Volevano dimostrare che la Terra non fosse sferica, essendo degli ‘ultrà’ delle teorie terrapiattiste, e per questo nel mezzo del lockdown per il Coronavirus volevano spingersi a ordo di una imbarcazione fino a Lampedusa. Il viaggio di una coppia di terrapiattisti veneziani, come riporta La Stampa, si è però fermato ad Ustica, dove hanno rischiato il naufragio.

I due erano salpati da Termini Imerese alla volta di Lampedusa, considerata la fine del mondo, piatto ovviamente. Ma la barchetta utilizzata per l’occasione rischiava di colare a picco: i due avventurieri avevano sbagliato rotta venendo ritrovati “stanchi e assetati”.

La coppia terrapiattista è stata scortata a Palermo dalla Guardia Costiera e sottoposta a quarantena cautelativa per due settimane a bordo della stessa imbarcazione utilizzata per il viaggio. Le peripezie dei due non si sono fermate: da Palermo hanno tentato una fuga via mare, con gli uomini della Capitaneria di porto che li ha recuperati non lontani dalla costa. Una volta riportati indietro la coppia ha tentato nuovamente la fuga, questa volta finendo a casa di un uomo che sosteneva di essere positivo al coronavirus (ma non era vero, ndr).
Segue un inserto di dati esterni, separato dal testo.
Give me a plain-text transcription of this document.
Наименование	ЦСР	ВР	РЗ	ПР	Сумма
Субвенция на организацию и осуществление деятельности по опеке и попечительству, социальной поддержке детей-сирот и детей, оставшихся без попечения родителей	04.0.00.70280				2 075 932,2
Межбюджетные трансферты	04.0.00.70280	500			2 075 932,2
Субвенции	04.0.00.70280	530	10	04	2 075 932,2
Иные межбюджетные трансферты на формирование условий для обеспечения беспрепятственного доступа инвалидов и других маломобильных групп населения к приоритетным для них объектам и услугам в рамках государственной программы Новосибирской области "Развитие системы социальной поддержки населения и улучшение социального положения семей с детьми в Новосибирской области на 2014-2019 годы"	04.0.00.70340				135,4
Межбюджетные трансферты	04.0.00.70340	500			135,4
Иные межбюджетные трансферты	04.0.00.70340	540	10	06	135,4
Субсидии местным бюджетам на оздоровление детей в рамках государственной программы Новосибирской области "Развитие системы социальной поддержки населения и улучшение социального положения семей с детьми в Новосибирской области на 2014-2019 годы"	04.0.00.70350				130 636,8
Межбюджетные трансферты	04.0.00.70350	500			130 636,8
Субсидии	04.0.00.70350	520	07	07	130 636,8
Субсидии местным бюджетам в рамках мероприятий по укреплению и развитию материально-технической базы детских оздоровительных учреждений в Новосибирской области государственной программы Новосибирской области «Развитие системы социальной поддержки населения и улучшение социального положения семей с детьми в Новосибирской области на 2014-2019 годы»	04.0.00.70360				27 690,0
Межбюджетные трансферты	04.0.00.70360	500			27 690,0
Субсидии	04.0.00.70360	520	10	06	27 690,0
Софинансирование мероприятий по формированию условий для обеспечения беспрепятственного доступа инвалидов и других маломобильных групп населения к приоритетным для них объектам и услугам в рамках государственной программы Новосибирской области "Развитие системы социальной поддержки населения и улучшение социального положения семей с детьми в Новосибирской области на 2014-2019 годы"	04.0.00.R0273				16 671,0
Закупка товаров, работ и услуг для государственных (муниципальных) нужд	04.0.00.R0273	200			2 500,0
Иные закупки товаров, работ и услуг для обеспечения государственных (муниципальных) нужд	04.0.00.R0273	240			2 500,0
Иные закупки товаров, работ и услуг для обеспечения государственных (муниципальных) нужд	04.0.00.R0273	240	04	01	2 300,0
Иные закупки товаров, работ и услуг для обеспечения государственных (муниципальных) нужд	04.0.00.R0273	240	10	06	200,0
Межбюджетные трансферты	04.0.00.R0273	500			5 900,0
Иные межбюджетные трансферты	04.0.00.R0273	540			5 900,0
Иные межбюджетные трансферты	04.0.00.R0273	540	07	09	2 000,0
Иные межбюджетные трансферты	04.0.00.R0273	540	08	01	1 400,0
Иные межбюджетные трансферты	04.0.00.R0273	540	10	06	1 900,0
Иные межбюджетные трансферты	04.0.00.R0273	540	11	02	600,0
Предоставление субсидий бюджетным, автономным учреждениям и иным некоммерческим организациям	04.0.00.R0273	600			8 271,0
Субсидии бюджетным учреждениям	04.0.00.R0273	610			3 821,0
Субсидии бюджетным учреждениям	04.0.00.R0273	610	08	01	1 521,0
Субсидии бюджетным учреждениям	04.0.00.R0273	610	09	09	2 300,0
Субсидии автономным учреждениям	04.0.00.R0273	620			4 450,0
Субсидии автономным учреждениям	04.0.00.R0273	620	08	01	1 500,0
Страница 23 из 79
Alla fine i due sono ritornati in Veneto via terra alla fine del periodo di quarantena.

Come raccontato da Salvatore Zichici, il medico dell’Ufficio di sanità marittima del ministero della Salute che ha gestito la situazione, “la cosa divertente è che si orientavano con una bussola, strumento che funziona sulla base del magnetismo terrestre, principio che loro, da terrapiattisti, dovrebbero rifiutare”.